The paper presents a vision-language model–driven, multi-agent framework that uses plots as verifiable checkpoints to self-correct and steer autonomous scientific discovery. By evaluating figures against dynamically generated domain rubrics, the Plot Judge and related agents enable real-time debugging and exploratory decision-making without human input. Empirical demonstrations in cosmology and astrochemistry show that VLM feedback yields substantial gains on a 10-task discovery benchmark (pass@1 ≈ 0.7–0.8) compared with text-only baselines (≈0.2–0.5) and provides auditable reasoning traces for interpretability. The work argues for generalizable, interpretable automation in data-intensive science while acknowledging the need for safeguards in deployment.

Abstract

We show that multi-agent systems guided by vision-language models (VLMs) improve end-to-end autonomous scientific discovery. By treating plots as verifiable checkpoints, a VLM-as-a-judge evaluates figures against dynamically generated domain-specific rubrics, enabling agents to correct their own errors and steer exploratory data analysis in real-time.
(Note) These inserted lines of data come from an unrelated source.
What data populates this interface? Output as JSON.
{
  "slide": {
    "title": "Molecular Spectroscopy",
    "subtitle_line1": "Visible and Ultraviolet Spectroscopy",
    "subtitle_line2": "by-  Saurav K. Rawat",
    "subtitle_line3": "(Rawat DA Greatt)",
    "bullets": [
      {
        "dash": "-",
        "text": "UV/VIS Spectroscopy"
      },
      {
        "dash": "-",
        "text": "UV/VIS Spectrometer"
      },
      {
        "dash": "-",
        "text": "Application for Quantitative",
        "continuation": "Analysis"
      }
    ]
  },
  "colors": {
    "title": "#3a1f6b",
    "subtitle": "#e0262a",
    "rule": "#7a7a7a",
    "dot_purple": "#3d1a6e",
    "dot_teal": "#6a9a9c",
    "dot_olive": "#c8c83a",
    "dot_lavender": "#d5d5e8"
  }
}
Case studies in cosmology and astrochemistry demonstrate recovery from faulty reasoning paths and adaptation to new datasets without human intervention. On a 10-task benchmark for data-driven discovery, VLM-augmented systems achieve pass at 1 scores of 0.7-0.8, compared to 0.2-0.3 for code-only and 0.4-0.5 for code-and-text baselines, while also providing auditable reasoning traces that improve interpretability. Code available here: https://github.com/CMBAgents/cmbagent

Figures (2)

• Figure 1: Self-correction workflow with a VLM-as-a-judge. Center: feedback loop where plots are evaluated by a VLM against a domain-specific rubric, routed to the Plot Judge and Plot Debugger agents when criteria are not met, and iteratively revised. Left: Pydantic schemas defining structured outputs, with icons showing where each schema is applied. Right: first attempt by coding agents to plot the lensed CMB TT power spectrum from Sec. \ref{['sec:CMB']}, where $D_\ell^{TT}$ was incorrectly rescaled, and the corrected version after a single pass, now in agreement with Planck 2018 $\Lambda$CDM predictions.
• Figure 2: Extending scientific workflows with VLM-guided exploration. Top right: when plots reveal features warranting further investigation, the system initiates exploratory data analysis to adapt the research trajectory and update beliefs with intermediate findings. Top left: Pydantic schemas define structured outputs for experiment design and evaluation, in addition to those shown in Fig. \ref{['fig:correction']}. Bottom: three phases of the case study in Sec. \ref{['sec:CaseStudy']} — (1) fitting the null hypothesis of a single Gaussian, (2) testing alternative spectral line models, and (3) selecting the self-absorption model, correctly inferring the true distribution of the data.